Tuesday, June 21, 2011

heart attack!

Heart attacks
“If you go around running marathons at your age,” announced my neighbour, “you will have a heart attack.”
“Why? “ I asked, “I train fairly regularly.”
She was a microbiologist as opposed to me a paediatrician.
“I read an article, athletes die a sudden death. Something is wrong with their hearts. It is better not to run.”
I checked. The article said this occurred only to young and elite athletes . Being neither, I was not too concerned--- that is until I developed chest pain in the middle of the night. It shot up into my head and produced tingling in my left arm.
“Get up,” I said to my husband, “I think I am having a heart attack.”
“Um” he said, “we will see in the morning.”
“I will be dead by then get up!”
Reluctantly, he opened his eyes, “Lets go to hospital.”
Remember, this is India. We have no 911 facilities. Relatives and bystanders have to get you to hospital in available transportation.
I started out of bed. “I need by clothes. They are in the cupboard.”
Further silence from husband. Then he announced, “The cupboard is locked.”
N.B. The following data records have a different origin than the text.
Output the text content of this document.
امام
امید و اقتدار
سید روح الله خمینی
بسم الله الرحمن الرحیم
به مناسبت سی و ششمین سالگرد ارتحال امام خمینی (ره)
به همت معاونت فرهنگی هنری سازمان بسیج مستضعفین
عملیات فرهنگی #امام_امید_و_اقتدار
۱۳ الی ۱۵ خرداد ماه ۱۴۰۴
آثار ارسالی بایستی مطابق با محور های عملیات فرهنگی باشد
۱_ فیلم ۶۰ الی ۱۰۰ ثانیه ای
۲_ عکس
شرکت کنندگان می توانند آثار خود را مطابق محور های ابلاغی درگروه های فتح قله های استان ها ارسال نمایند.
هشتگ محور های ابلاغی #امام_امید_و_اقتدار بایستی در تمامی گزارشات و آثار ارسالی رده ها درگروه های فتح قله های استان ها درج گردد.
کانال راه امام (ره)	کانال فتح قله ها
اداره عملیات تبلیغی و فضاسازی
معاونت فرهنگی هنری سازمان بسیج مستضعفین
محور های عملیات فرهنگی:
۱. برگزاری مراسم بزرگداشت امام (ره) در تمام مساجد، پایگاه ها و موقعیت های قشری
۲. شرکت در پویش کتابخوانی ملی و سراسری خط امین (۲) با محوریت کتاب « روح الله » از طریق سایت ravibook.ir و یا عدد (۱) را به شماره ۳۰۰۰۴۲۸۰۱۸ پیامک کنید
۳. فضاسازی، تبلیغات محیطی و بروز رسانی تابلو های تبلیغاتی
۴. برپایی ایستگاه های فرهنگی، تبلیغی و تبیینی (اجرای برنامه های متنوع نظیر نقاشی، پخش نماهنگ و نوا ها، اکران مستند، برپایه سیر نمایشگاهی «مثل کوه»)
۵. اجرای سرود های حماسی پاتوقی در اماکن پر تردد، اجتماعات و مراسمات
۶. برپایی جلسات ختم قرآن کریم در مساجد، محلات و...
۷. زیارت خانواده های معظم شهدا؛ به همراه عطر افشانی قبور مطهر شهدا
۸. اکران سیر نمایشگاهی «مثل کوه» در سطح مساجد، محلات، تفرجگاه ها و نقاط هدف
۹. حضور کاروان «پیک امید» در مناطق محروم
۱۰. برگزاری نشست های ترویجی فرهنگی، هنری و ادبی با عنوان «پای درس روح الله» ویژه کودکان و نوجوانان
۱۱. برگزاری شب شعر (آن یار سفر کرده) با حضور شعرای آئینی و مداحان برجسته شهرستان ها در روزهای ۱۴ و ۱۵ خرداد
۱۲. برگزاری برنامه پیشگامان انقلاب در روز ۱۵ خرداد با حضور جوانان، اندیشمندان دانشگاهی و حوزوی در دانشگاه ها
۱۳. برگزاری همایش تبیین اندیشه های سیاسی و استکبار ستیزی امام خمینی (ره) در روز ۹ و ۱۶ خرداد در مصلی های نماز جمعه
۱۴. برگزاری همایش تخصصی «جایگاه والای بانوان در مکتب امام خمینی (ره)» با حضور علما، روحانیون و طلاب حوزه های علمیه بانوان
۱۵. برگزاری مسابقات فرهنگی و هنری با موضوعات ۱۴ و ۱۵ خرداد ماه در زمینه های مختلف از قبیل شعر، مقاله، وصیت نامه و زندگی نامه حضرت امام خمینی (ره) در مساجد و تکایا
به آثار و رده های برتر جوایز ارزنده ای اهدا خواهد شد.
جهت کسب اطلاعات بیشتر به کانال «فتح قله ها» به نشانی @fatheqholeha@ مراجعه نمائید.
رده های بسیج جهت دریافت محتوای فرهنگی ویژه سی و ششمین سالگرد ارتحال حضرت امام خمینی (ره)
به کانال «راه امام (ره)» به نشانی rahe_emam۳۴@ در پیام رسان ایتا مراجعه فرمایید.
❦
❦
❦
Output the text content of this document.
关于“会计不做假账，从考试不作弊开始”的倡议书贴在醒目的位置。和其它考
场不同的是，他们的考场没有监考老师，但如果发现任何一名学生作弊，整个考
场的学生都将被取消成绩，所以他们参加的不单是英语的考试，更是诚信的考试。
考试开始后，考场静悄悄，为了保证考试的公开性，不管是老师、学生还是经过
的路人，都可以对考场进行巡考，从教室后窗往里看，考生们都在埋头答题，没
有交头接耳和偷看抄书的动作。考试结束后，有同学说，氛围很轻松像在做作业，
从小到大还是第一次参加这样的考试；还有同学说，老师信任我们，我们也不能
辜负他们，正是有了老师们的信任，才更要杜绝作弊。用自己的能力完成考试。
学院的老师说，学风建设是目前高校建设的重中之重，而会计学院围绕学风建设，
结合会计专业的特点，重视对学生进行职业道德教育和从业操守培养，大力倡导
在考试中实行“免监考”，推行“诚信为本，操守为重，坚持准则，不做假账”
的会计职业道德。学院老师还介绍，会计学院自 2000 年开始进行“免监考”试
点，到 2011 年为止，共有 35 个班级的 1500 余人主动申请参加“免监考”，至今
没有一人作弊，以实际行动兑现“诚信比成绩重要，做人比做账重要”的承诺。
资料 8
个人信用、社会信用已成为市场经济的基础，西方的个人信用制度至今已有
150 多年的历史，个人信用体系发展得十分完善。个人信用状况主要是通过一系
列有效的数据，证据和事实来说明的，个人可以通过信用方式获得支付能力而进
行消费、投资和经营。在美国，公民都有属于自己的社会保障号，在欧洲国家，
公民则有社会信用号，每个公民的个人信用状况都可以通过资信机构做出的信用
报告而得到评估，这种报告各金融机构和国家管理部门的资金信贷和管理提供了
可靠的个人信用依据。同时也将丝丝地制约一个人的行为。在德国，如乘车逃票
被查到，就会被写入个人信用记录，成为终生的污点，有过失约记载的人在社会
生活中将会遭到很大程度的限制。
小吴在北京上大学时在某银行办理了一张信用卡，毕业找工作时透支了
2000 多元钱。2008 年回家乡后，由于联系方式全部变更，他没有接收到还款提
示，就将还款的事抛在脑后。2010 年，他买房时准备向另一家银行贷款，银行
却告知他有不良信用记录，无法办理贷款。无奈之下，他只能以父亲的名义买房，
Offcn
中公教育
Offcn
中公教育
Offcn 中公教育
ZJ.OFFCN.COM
“The keys are on the table.”
After an eternity, he said” there are no keys here. Come in your nightdress.”
I could not face the thought of turning up in the chest pain unit attired in my nightdress. My husband had been teaching in the medical college for so many years that the doctors on call were very likely to be his students and people I knew.
I struggled, sat upright and searched unsuccessfully for the keys. “Perhaps I left them in the car.”
My husband opened the front door. Out bounded my 40 kg black labrador, unable to withstand the temptation of unexpected freedom.
“Catch the dog,” I shouted.
Husband disappeared behind the dog. I went back upstairs and lay down. Perhaps this was my destiny—to die of a heart attack inside a medical college campus.
Morning dawned—I was still alive, the pain had disappeared, the dog had been found and all was well with the world. As for the keys – they had been under my pillow all along!
I read an article recently—about how 50% of the women die with their first heart attack before they receive emergency care. I am not surprised. Men are taken to casualty wrapped in a towel, but women—they all have to dress first!